We were engaged in a most seriously challenging game of Hide and Seek. In spite of being the youngest of that crew, I was accomplished at the art of subterfuge and avoiding detection. 


 I was laying in a drainage pipe, as snug as a bug. It hadn't rained for a while. The soil accumulated at the bottom of the pipe only held the slightest amount of moisture. The vague hints of mustiness was comfortably reassuring. I was comfortable enough in that drainage pipe to doze off that warm sunny day. 


For more than a year, an incredibly realistic series of dreams began to dominate my sleep, recurring several times a week. The dreams ranged from the mundane to terrifying. In these otherworldly experiences, the rhythms, rituals, and languages were all very foreign to my waking reality and yet comprehensible to my sleeping self. In my sleep I spoke fluently a guttural tongue that I later discovered to be Yiddish, a language shared by most of the inhabitants of the village setting for these dreams. 


Over the following years the frequency of these dreams decreased, but the intensity, vividness, and the realism of these certainly didn't decrease in the least. The angst that these dreams generated actually increased as I aged, perhaps because I began to understand more background of the ethereal occurrences that I eventually called the Shtetl Dreams. 


In that drainage pipe, as I slept, a disturbing dream took hold. I was walking past a building with onion-shaped domes decorated with swirling mysterious symbols. It was many years later that I understood the building to be a church and that the incomprehensible squiggles to be Cyrillic lettering. 


 I heard the rough voices shouting “Zhyd!” I had no clue as to what that word meant. However, I clearly understood that the men and boys shouting were a danger to me. I  ran with all my strength, evading those that were pursuing me, until I found a safe place to conceal myself. 


Then, another call grabbed my attention,  voices from another time and a different continent. “Olly, olly, oxen free!” The cry echoed and reverberated as more voices joined in, picking up the refrain, the familiar and non threatening voices of the children of my neighborhood.

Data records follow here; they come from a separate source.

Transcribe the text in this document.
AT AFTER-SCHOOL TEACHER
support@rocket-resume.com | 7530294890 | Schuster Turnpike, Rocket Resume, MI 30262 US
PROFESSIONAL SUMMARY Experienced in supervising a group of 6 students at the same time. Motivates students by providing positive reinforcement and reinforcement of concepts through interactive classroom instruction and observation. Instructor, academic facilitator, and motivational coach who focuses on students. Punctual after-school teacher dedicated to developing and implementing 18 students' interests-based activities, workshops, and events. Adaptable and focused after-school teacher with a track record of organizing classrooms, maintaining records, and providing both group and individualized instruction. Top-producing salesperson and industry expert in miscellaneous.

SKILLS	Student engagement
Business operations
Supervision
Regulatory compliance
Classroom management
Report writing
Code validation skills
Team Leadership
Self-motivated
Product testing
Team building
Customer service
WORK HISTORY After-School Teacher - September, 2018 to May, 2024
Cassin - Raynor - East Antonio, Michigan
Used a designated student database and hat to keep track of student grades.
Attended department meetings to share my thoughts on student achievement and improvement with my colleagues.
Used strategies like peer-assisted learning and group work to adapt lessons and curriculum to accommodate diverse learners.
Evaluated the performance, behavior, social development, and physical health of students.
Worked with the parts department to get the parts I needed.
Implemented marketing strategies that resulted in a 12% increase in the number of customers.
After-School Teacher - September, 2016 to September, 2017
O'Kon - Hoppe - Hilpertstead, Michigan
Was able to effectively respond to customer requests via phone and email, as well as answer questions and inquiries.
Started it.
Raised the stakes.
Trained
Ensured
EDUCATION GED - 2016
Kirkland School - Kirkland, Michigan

I was muddy and bruised. My clothes were ripped. There was a faint odor of dog waste. My pants were wet and stained from urine. I must have peed myself while sleeping in that pipe. I was in no mood to show myself when I heard the traditional all clear signal. I wallowed in self absorption and self pity, unwilling to move from the protective shell of the spot where I was embedded. Evening was setting in. The other children were each finding their way to homes, families, suppers, and baths. Their voices were gone and only Malka continued to shout “Olly, olly, oxen free!” while looking for me, her lone lost sheep.

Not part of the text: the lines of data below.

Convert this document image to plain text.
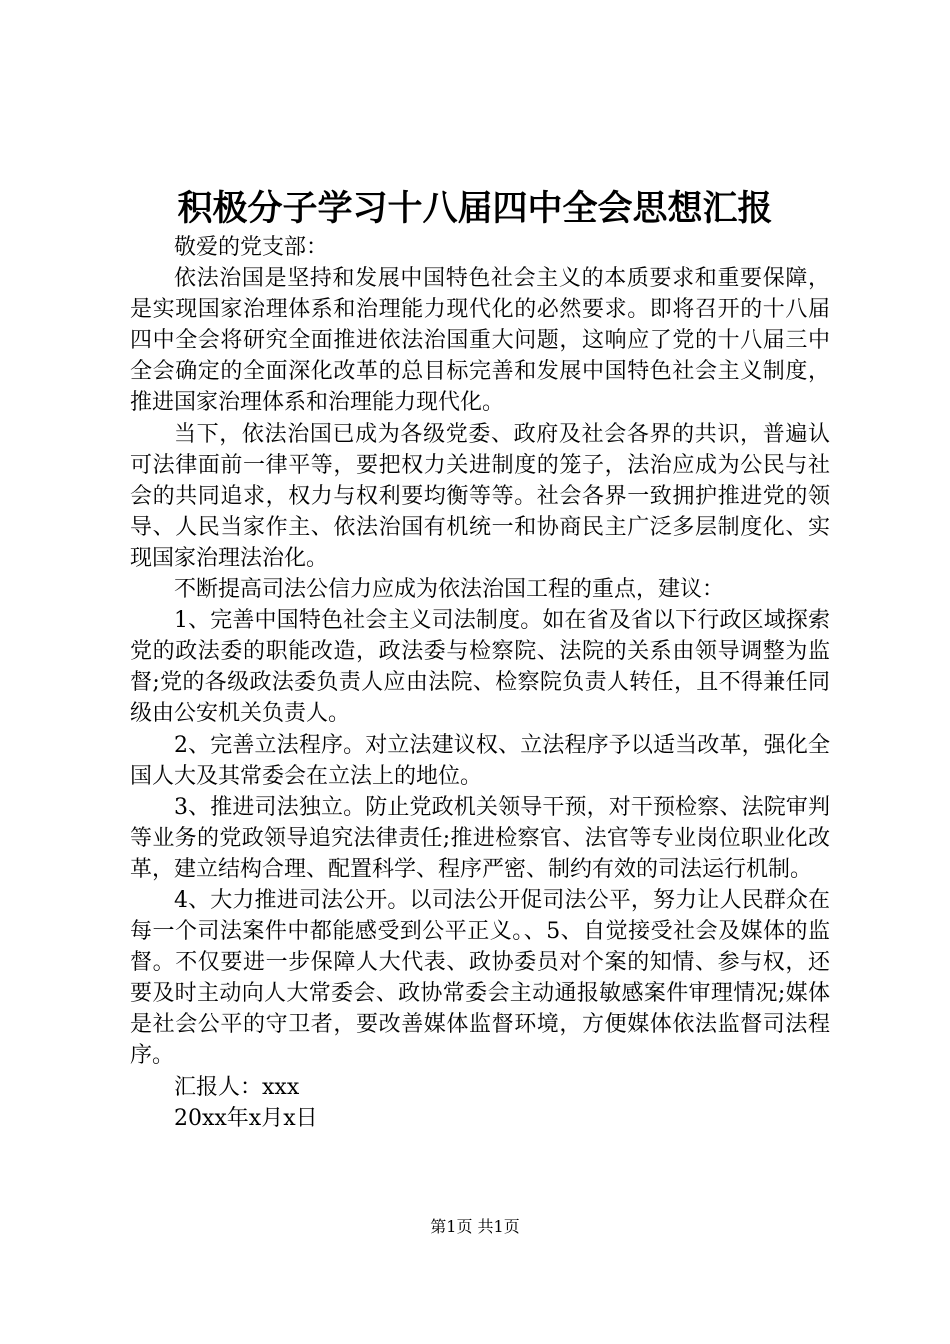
积极分子学习十八届四中全会思想汇报

敬爱的党支部：

依法治国是坚持和发展中国特色社会主义的本质要求和重要保障，是实现国家治理体系和治理能力现代化的必然要求。即将召开的十八届四中全会将研究全面推进依法治国重大问题，这响应了党的十八届三中全会确定的全面深化改革的总目标完善和发展中国特色社会主义制度，推进国家治理体系和治理能力现代化。

当下，依法治国已成为各级党委、政府及社会各界的共识，普遍认可法律面前一律平等，要把权力关进制度的笼子，法治应成为公民与社会的共同追求，权力与权利要均衡等等。社会各界一致拥护推进党的领导、人民当家作主、依法治国有机统一和协商民主广泛多层制度化、实现国家治理法治化。

不断提高司法公信力应成为依法治国工程的重点，建议：

1、完善中国特色社会主义司法制度。如在省及省以下行政区域探索党的政法委的职能改造，政法委与检察院、法院的关系由领导调整为监督;党的各级政法委负责人应由法院、检察院负责人转任，且不得兼任同级由公安机关负责人。

2、完善立法程序。对立法建议权、立法程序予以适当改革，强化全国人大及其常委会在立法上的地位。

3、推进司法独立。防止党政机关领导干预，对干预检察、法院审判等业务的党政领导追究法律责任;推进检察官、法官等专业岗位职业化改革，建立结构合理、配置科学、程序严密、制约有效的司法运行机制。

4、大力推进司法公开。以司法公开促司法公平，努力让人民群众在每一个司法案件中都能感受到公平正义。、5、自觉接受社会及媒体的监督。不仅要进一步保障人大代表、政协委员对个案的知情、参与权，还要及时主动向人大常委会、政协常委会主动通报敏感案件审理情况;媒体是社会公平的守卫者，要改善媒体监督环境，方便媒体依法监督司法程序。

汇报人：xxx

20xx年x月x日

第1页 共1页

I looked out through the opening of the drainage pipe. I could see Malka walking about and heard her calling my name. I remained quiet and unmotivated. Then, she was on her hands and knees, looking into the end of the pipe and directly at me. She reached her arms in and I crawled forward and into her outstretched arms.


Once I was out in the fresh air and on solid ground, Malka looked me up and down, silently judging and analyzing the mess that I was. I stood there, looking up at her with tears rolling down my chubby cheeks. 

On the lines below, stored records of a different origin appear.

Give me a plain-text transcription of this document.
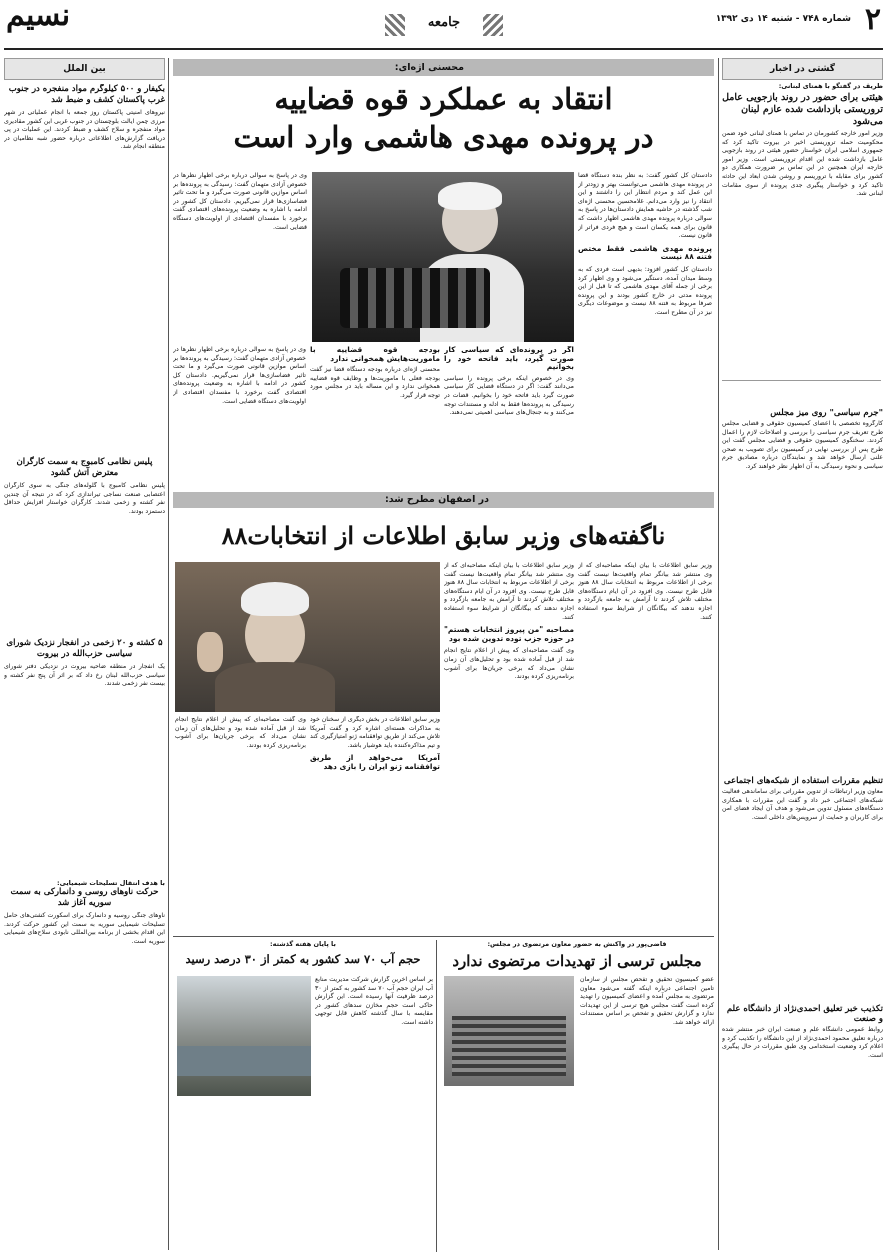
۲
شماره ۷۴۸ - شنبه ۱۴ دی ۱۳۹۲
جامعه
نسیم
گشتی در اخبار
ظریف در گفتگو با همتای لبنانی:
هیئتی برای حضور در روند بازجویی عامل تروریستی بازداشت شده عازم لبنان می‌شود
وزیر امور خارجه کشورمان در تماس با همتای لبنانی خود ضمن محکومیت حمله تروریستی اخیر در بیروت تاکید کرد که جمهوری اسلامی ایران خواستار حضور هیئتی در روند بازجویی عامل بازداشت شده این اقدام تروریستی است. وزیر امور خارجه ایران همچنین در این تماس بر ضرورت همکاری دو کشور برای مقابله با تروریسم و روشن شدن ابعاد این حادثه تاکید کرد و خواستار پیگیری جدی پرونده از سوی مقامات لبنانی شد.
"جرم سیاسی" روی میز مجلس
کارگروه تخصصی با اعضای کمیسیون حقوقی و قضایی مجلس طرح تعریف جرم سیاسی را بررسی و اصلاحات لازم را اعمال کردند. سخنگوی کمیسیون حقوقی و قضایی مجلس گفت این طرح پس از بررسی نهایی در کمیسیون برای تصویب به صحن علنی ارسال خواهد شد و نمایندگان درباره مصادیق جرم سیاسی و نحوه رسیدگی به آن اظهار نظر خواهند کرد.
تنظیم مقررات استفاده از شبکه‌های اجتماعی
معاون وزیر ارتباطات از تدوین مقرراتی برای ساماندهی فعالیت شبکه‌های اجتماعی خبر داد و گفت این مقررات با همکاری دستگاه‌های مسئول تدوین می‌شود و هدف آن ایجاد فضای امن برای کاربران و حمایت از سرویس‌های داخلی است.
تکذیب خبر تعلیق احمدی‌نژاد از دانشگاه علم و صنعت
روابط عمومی دانشگاه علم و صنعت ایران خبر منتشر شده درباره تعلیق محمود احمدی‌نژاد از این دانشگاه را تکذیب کرد و اعلام کرد وضعیت استخدامی وی طبق مقررات در حال پیگیری است.
محسنی اژه‌ای:
انتقاد به عملکرد قوه قضاییه
در پرونده مهدی هاشمی وارد است
دادستان کل کشور گفت: به نظر بنده دستگاه قضا در پرونده مهدی هاشمی می‌توانست بهتر و زودتر از این عمل کند و مردم انتظار این را داشتند و این انتقاد را نیز وارد می‌دانم. غلامحسین محسنی اژه‌ای شب گذشته در حاشیه همایش دادستان‌ها در پاسخ به سوالی درباره پرونده مهدی هاشمی اظهار داشت که قانون برای همه یکسان است و هیچ فردی فراتر از قانون نیست.
پرونده مهدی هاشمی فقط مختص فتنه ۸۸ نیست
دادستان کل کشور افزود: بدیهی است فردی که به وسط میدان آمده، دستگیر می‌شود و وی اظهار کرد برخی از جمله آقای مهدی هاشمی که تا قبل از این پرونده مدتی در خارج کشور بودند و این پرونده صرفا مربوط به فتنه ۸۸ نیست و موضوعات دیگری نیز در آن مطرح است.
وی در پاسخ به سوالی درباره برخی اظهار نظرها در خصوص آزادی متهمان گفت: رسیدگی به پرونده‌ها بر اساس موازین قانونی صورت می‌گیرد و ما تحت تاثیر فضاسازی‌ها قرار نمی‌گیریم. دادستان کل کشور در ادامه با اشاره به وضعیت پرونده‌های اقتصادی گفت برخورد با مفسدان اقتصادی از اولویت‌های دستگاه قضایی است.
اگر در پرونده‌ای که سیاسی کار صورت گیرد، باید فاتحه خود را بخوانیم
وی در خصوص اینکه برخی پرونده را سیاسی می‌دانند گفت: اگر در دستگاه قضایی کار سیاسی صورت گیرد باید فاتحه خود را بخوانیم. قضات در رسیدگی به پرونده‌ها فقط به ادله و مستندات توجه می‌کنند و به جنجال‌های سیاسی اهمیتی نمی‌دهند.
بودجه قوه قضاییه با ماموریت‌هایش همخوانی ندارد
محسنی اژه‌ای درباره بودجه دستگاه قضا نیز گفت بودجه فعلی با ماموریت‌ها و وظایف قوه قضاییه همخوانی ندارد و این مساله باید در مجلس مورد توجه قرار گیرد.
وی در پاسخ به سوالی درباره برخی اظهار نظرها در خصوص آزادی متهمان گفت: رسیدگی به پرونده‌ها بر اساس موازین قانونی صورت می‌گیرد و ما تحت تاثیر فضاسازی‌ها قرار نمی‌گیریم. دادستان کل کشور در ادامه با اشاره به وضعیت پرونده‌های اقتصادی گفت برخورد با مفسدان اقتصادی از اولویت‌های دستگاه قضایی است.
در اصفهان مطرح شد:
ناگفته‌های وزیر سابق اطلاعات از انتخابات۸۸
وزیر سابق اطلاعات با بیان اینکه مصاحبه‌ای که از وی منتشر شد بیانگر تمام واقعیت‌ها نیست گفت برخی از اطلاعات مربوط به انتخابات سال ۸۸ هنوز قابل طرح نیست. وی افزود در آن ایام دستگاه‌های مختلف تلاش کردند تا آرامش به جامعه بازگردد و اجازه ندهند که بیگانگان از شرایط سوء استفاده کنند.
وزیر سابق اطلاعات با بیان اینکه مصاحبه‌ای که از وی منتشر شد بیانگر تمام واقعیت‌ها نیست گفت برخی از اطلاعات مربوط به انتخابات سال ۸۸ هنوز قابل طرح نیست. وی افزود در آن ایام دستگاه‌های مختلف تلاش کردند تا آرامش به جامعه بازگردد و اجازه ندهند که بیگانگان از شرایط سوء استفاده کنند.
مصاحبه "من پیروز انتخابات هستم" در حوزه جزب توده تدوین شده بود
وی گفت مصاحبه‌ای که پیش از اعلام نتایج انجام شد از قبل آماده شده بود و تحلیل‌های آن زمان نشان می‌داد که برخی جریان‌ها برای آشوب برنامه‌ریزی کرده بودند.
وزیر سابق اطلاعات در بخش دیگری از سخنان خود به مذاکرات هسته‌ای اشاره کرد و گفت آمریکا تلاش می‌کند از طریق توافقنامه ژنو امتیازگیری کند و تیم مذاکره‌کننده باید هوشیار باشد.
آمریکا می‌خواهد از طریق توافقنامه ژنو ایران را بازی دهد
وی گفت مصاحبه‌ای که پیش از اعلام نتایج انجام شد از قبل آماده شده بود و تحلیل‌های آن زمان نشان می‌داد که برخی جریان‌ها برای آشوب برنامه‌ریزی کرده بودند.
قاضی‌پور در واکنش به حضور معاون مرتضوی در مجلس:
مجلس ترسی از تهدیدات مرتضوی ندارد
عضو کمیسیون تحقیق و تفحص مجلس از سازمان تامین اجتماعی درباره اینکه گفته می‌شود معاون مرتضوی به مجلس آمده و اعضای کمیسیون را تهدید کرده است گفت مجلس هیچ ترسی از این تهدیدات ندارد و گزارش تحقیق و تفحص بر اساس مستندات ارائه خواهد شد.
با پایان هفته گذشته:
حجم آب ۷۰ سد کشور به کمتر از ۳۰ درصد رسید
بر اساس آخرین گزارش شرکت مدیریت منابع آب ایران حجم آب ۷۰ سد کشور به کمتر از ۳۰ درصد ظرفیت آنها رسیده است. این گزارش حاکی است حجم مخازن سدهای کشور در مقایسه با سال گذشته کاهش قابل توجهی داشته است.
بین الملل
بکیفار و ۵۰۰ کیلوگرم مواد منفجره در جنوب غرب پاکستان کشف و ضبط شد
نیروهای امنیتی پاکستان روز جمعه با انجام عملیاتی در شهر مرزی چمن ایالت بلوچستان در جنوب غربی این کشور مقادیری مواد منفجره و سلاح کشف و ضبط کردند. این عملیات در پی دریافت گزارش‌های اطلاعاتی درباره حضور شبه نظامیان در منطقه انجام شد.
پلیس نظامی کامبوج به سمت کارگران معترض آتش گشود
پلیس نظامی کامبوج با گلوله‌های جنگی به سوی کارگران اعتصابی صنعت نساجی تیراندازی کرد که در نتیجه آن چندین نفر کشته و زخمی شدند. کارگران خواستار افزایش حداقل دستمزد بودند.
۵ کشته و ۲۰ زخمی در انفجار نزدیک شورای سیاسی حزب‌الله در بیروت
یک انفجار در منطقه ضاحیه بیروت در نزدیکی دفتر شورای سیاسی حزب‌الله لبنان رخ داد که بر اثر آن پنج نفر کشته و بیست نفر زخمی شدند.
با هدف انتقال تسلیحات شیمیایی:
حرکت ناوهای روسی و دانمارکی به سمت سوریه آغاز شد
ناوهای جنگی روسیه و دانمارک برای اسکورت کشتی‌های حامل تسلیحات شیمیایی سوریه به سمت این کشور حرکت کردند. این اقدام بخشی از برنامه بین‌المللی نابودی سلاح‌های شیمیایی سوریه است.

Malka took a handkerchief from her pocket and wiped the tears away. Then, she moistened the handkerchief with her spit and used that to remove mud from my face. Following that, she tidied me up the best she could, straightening my clothing, buttoning my shirt and tucking it into my pants. She wiped away the mud and piss as best as she could, and brushed down my wild hair with her fingers. Malka kissed me on my forehead and told me to go home, which I promptly did.